The Hi-C libraries of B. rapa were constructed following the procedures described in a previous study with minor modifications29.The resulting libraries were submitted to an Illumina HiSeq 4000 sequencing device with 2 × 125 bp reads. Overall, we obtained ~584 million usable paired-end reads from two biological replicates. After alignment, ~27.87% of these read pairs could be uniquely mapped to the initial contigs.
The optical mapping (BioNano) data were generated using the BioNano Genomics Irys system (BioNano Genomics, CA, USA). The high-molecular-weight DNA was labeled by a specific nicking enzyme Nt.BspQ1 (New England Biolabs, MA, USA) using the IrysPrep Reagent Kit (BioNano Genomics, CA, USA) as described by the manufacturer. Molecules were then filtered by a minimum length of 100 kb and a signal-to-noise ratio of 3.5. The filtered molecules were de novo assembled into a consensus physical genome map using the BNG IrysView analysis software package using manufacturer-recommended parameters for B. rapa (molecular length threshold: 100 kb; minimum label per molecule: 8; maximum backbone intensity: 0.6; false positive density/100 kb: 1.5; false negative rate: 0.15%; scaling SD: 0; site SD: 0.2 kb; relative SD: 0.03; initial assembly p value cutoff: 1e-8; extension and refinement p value cutoff: 1e-9; and merge p value cutoff: 1e-12; autonoise adjustment and 4 iterations of computation).
Genome annotation
We named the newly annotated gene models following the standards of gene model nomenclature for Brassica reference genomes (http://www.brassica.info/info/genome_annotation.php): Bra (for Brassica rapa) followed by the chromosome number and letter “g” (for gene). Genes from the top to the bottom of chromosomes were assigned numbers (in steps of 10) with five digits with leading zero integers. To distinguish the genes in v3.0 from the other lines of B. rapa, the number “3” (for the third version of B. rapa reference genome) and a single capital letter “C” (for variety Chiifu-401-42) were assigned after a “.” following the gene numbers; for example, BraA05g036760.3C.

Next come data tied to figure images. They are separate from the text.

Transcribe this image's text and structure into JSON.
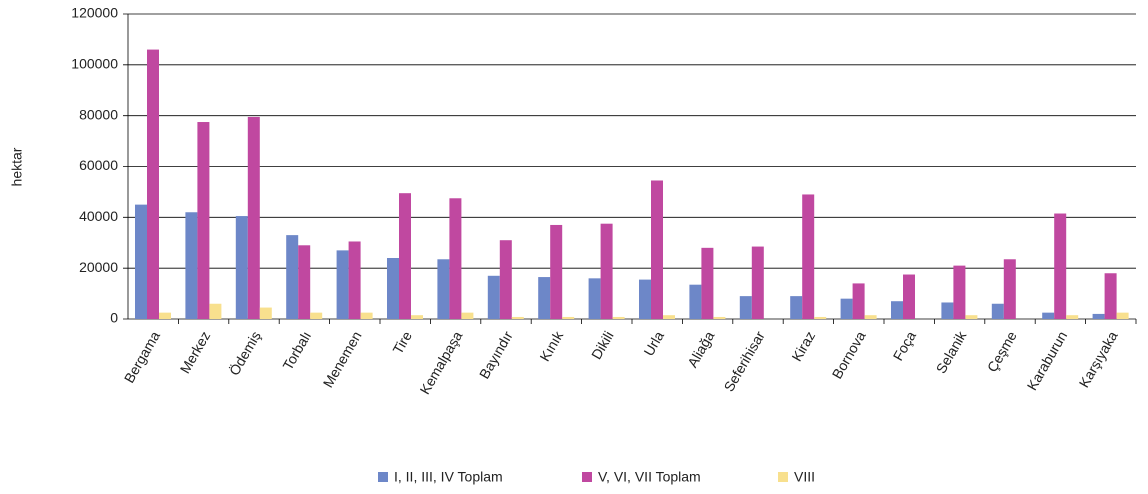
{
  "chart_data": {
    "type": "bar",
    "ylabel": "hektar",
    "categories": [
      "Bergama",
      "Merkez",
      "Ödemiş",
      "Torbalı",
      "Menemen",
      "Tire",
      "Kemalpaşa",
      "Bayındır",
      "Kınık",
      "Dikili",
      "Urla",
      "Aliağa",
      "Seferihisar",
      "Kiraz",
      "Bornova",
      "Foça",
      "Selanik",
      "Çeşme",
      "Karaburun",
      "Karşıyaka"
    ],
    "series": [
      {
        "name": "I, II, III, IV Toplam",
        "color": "#6d87c8",
        "values": [
          45000,
          42000,
          40500,
          33000,
          27000,
          24000,
          23500,
          17000,
          16500,
          16000,
          15500,
          13500,
          9000,
          9000,
          8000,
          7000,
          6500,
          6000,
          2500,
          2000
        ]
      },
      {
        "name": "V, VI, VII Toplam",
        "color": "#c048a0",
        "values": [
          106000,
          77500,
          79500,
          29000,
          30500,
          49500,
          47500,
          31000,
          37000,
          37500,
          54500,
          28000,
          28500,
          49000,
          14000,
          17500,
          21000,
          23500,
          41500,
          18000
        ]
      },
      {
        "name": "VIII",
        "color": "#f8e08e",
        "values": [
          2500,
          6000,
          4500,
          2500,
          2500,
          1500,
          2500,
          800,
          800,
          800,
          1500,
          800,
          0,
          800,
          1500,
          0,
          1500,
          0,
          1500,
          2500
        ]
      }
    ],
    "ylim": [
      0,
      120000
    ],
    "yticks": [
      0,
      20000,
      40000,
      60000,
      80000,
      100000,
      120000
    ],
    "grid": true,
    "legend": "bottom"
  }
}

After gene prediction, gene functions were assigned according to the best match of the alignments against various protein databases using BLAST v2.2.31 (E-value = 1e-5), including the KEGG33, Swiss-Prot, and TrEMBL databases34. GO terms for each gene were obtained from the corresponding InterPro entries35. Overall, we inferred 44,539 (96.86%) genes that were annotated based on the results from searching the protein databases (Supplementary Table S18).

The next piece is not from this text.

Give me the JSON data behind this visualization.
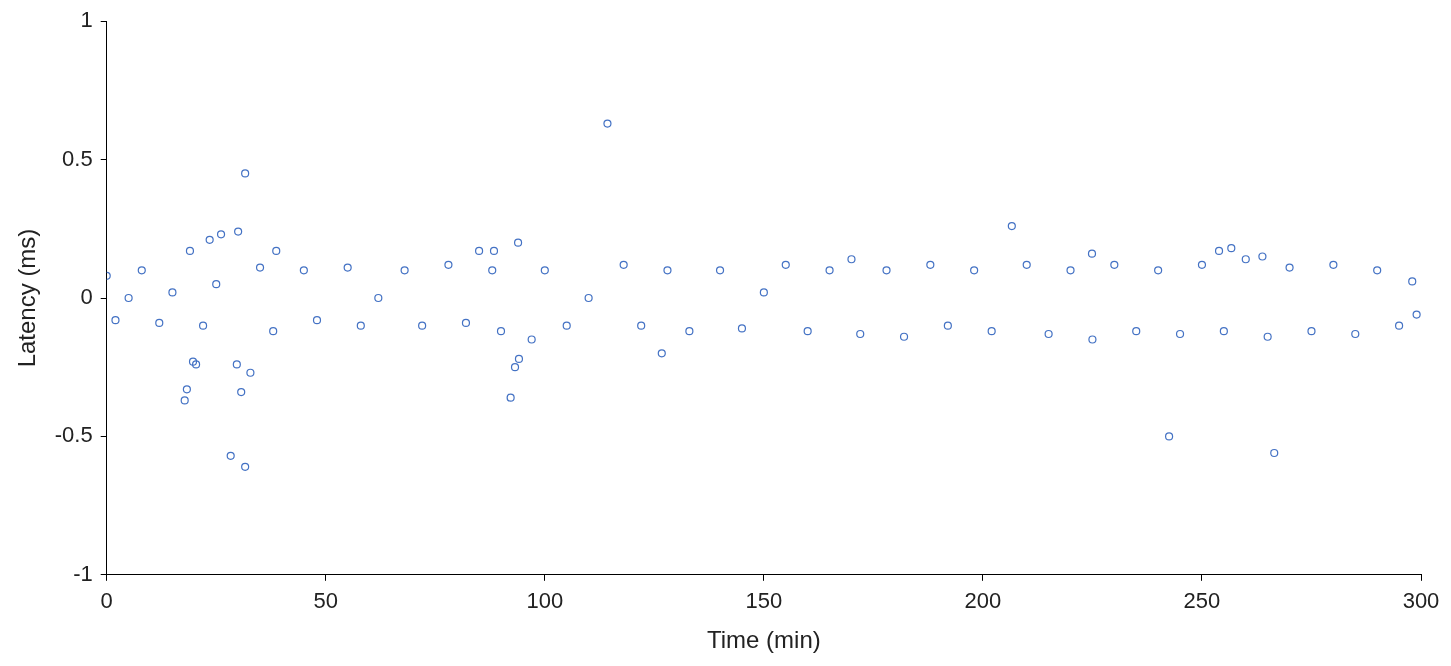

Intact LTR-RTs were identified using LTR_finder36 and classified the intact LTR-RTs by predicting the RT domains using the Pfam database (version 26.0) and HMMER software37. Muscle38 was then employed to perform multiple RT sequence alignments, and RAxML39 was adopted to construct maximum likelihood (ML) trees based on the sequence alignments with 500 bootstrap replications. Finally, the interactive tree of life (iTOL)40 was used to plot the ML trees. The analysis of LTR insertion time was performed as previously reported4.

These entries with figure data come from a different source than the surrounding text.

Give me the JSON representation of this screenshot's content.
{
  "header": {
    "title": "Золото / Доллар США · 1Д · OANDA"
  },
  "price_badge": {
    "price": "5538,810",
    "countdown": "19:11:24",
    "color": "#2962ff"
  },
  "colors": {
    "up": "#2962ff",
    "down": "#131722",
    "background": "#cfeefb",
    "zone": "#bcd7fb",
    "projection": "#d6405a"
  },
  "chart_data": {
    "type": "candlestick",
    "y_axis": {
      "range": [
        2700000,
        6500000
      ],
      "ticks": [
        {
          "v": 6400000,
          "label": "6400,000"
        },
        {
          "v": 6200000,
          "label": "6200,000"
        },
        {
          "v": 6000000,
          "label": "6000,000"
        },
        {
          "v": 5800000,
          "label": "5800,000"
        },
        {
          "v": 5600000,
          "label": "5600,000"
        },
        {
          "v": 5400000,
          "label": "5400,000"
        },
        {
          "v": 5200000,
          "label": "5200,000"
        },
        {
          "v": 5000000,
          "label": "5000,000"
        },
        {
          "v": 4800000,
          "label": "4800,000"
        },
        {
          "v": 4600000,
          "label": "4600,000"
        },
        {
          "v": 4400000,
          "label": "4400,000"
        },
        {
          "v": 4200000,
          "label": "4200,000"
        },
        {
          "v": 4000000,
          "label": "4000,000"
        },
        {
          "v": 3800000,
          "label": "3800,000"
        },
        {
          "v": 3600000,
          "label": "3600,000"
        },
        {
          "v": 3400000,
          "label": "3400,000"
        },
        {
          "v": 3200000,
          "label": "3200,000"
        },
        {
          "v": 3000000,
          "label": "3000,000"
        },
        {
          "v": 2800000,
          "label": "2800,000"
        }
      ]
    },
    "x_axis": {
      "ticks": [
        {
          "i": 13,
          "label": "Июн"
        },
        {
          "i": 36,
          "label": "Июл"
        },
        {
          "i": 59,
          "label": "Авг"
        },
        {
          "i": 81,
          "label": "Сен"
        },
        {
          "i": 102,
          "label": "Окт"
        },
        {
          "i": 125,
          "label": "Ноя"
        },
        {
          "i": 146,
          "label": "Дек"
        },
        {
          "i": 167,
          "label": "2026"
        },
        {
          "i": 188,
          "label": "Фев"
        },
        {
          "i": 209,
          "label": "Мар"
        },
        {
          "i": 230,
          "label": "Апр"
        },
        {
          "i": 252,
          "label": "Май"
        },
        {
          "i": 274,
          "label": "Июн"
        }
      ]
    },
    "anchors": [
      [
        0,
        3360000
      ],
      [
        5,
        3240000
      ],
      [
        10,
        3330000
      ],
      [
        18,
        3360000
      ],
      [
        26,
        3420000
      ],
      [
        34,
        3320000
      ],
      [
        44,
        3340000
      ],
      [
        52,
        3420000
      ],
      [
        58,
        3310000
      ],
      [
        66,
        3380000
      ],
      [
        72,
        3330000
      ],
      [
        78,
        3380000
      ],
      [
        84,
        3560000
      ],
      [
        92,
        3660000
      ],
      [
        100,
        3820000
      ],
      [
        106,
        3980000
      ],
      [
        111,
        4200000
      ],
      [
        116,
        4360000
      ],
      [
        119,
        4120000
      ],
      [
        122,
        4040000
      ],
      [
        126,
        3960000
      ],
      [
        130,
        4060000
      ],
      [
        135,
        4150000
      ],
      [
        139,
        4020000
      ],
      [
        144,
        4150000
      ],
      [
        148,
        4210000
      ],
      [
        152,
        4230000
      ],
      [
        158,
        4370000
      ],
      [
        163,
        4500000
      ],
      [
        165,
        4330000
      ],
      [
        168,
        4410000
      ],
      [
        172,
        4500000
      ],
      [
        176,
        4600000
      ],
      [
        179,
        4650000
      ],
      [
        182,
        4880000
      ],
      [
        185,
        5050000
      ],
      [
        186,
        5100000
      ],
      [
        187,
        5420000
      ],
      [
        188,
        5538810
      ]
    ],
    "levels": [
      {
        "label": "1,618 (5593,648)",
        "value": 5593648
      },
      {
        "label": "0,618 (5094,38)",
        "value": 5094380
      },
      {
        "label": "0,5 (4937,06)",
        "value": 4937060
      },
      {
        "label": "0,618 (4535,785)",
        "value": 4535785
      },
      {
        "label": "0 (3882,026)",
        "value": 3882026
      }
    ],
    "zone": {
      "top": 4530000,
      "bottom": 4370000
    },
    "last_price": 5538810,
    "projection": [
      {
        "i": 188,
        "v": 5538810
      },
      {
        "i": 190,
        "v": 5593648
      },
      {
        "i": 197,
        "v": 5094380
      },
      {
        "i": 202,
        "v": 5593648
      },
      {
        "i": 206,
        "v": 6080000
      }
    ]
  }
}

They also performed noncoding RNA annotation for our assembly. tRNA annotation was conducted using tRNAscan-SE (v1.3.1)41 according to its structural characteristics. Homology-based rRNAs were localized by mapping known full-length plant rRNAs to the B. rapa genome v3.0. snRNAs were predicted by Infenal (v1.1)42 using the Rfam database43. miRNA annotation was performed as previously described44.